More than 150 shotgun pellets entered Braun’s body after he was shot in the neck and left arm, with his carotid artery and jugular veins both punctured. His left vocal cord was paralyzed, and Braun had to relearn to talk after the shooting.
He says that some of the pellets that entered his body will remain with him forever.
About 25 pellets have been removed from his body in one fashion or another.
150 birdshot pellets, similar to the ones that Corporal Braun was struck with. Photo: Chas Hundley
Braun says that he kissed his kids in the road on the way to work the morning of August 8 — a daily tradition — and didn’t make it home that day. “We’ve always lived life with the understanding that I may not make it back home. I just didn’t understand how crappy that would be,” Braun said.
Taken after the shooting to OHSU by Lifeflight, Braun credits the helicopter pilot as a hero, saying that weather conditions grounded the pilot shortly after he was transported to the hospital.
Back at home, the Braun’s were in the process of building a new home. Living in a trailer with their three children — ages 11,12, and 13 — wIthout cell or internet access, Joy Braun heard secondhand that there had been an officer-involved shooting from Jeremy Braun’s parents.
A call confirmed the fact that Braun was involved, but at the time, Joy Braun says she didn’t know how serious things were yet.
An officer came and picked Joy Braun up from their property
“You just drive,” Joy Braun told the officer. “I know every hospital. I have mapped this out a thousand times in my head, which is the quickest way to each hospital depending on the severity of the injury.
Once she arrived at the hospital, Joy Braun said, it was “like an ocean of blue.”
At the 2019 homecoming football game, the Banks Braves honored Jeremy Braun. “I had no idea what they had planned,” said Jeremy Braun when asked about the event.
“I grew up in Banks, it’s a great community to have grown up in,” he said.

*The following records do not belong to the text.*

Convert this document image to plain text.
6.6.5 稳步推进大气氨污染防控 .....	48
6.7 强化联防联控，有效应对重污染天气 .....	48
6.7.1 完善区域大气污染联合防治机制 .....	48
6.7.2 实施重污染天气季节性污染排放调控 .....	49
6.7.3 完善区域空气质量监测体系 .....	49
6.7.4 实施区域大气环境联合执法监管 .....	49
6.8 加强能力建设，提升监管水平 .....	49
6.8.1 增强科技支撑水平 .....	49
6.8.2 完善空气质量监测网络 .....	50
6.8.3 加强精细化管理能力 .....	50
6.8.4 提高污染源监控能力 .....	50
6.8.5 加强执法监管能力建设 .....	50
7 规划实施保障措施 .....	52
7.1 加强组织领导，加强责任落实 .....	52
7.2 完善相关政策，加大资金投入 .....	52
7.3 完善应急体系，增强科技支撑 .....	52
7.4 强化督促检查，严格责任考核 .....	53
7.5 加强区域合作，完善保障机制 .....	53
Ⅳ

He says that his actions on August 8 don’t feel heroic to him, but rather that he was just doing his job. It’s an assessment not necessarily shared by his boss, Sheriff Pat Garrett.
“I think Jeremy is a hero for what he did in August and in every single day since then,” Garrett said, while underlining his support of the emotions that Jeremy Braun felt about the incident.
Braun credits many for saving his life, from the first responders that treated him, the pilot that flew him to the hospital, the doctors and nurses that kept him alive through his severe injuries, and his wife, family and community.
He’s thankful to be alive, and says he will be back serving Washington County, hopefully this year.
“There’s a couple of guardian angels out there with birdshot in their wings.”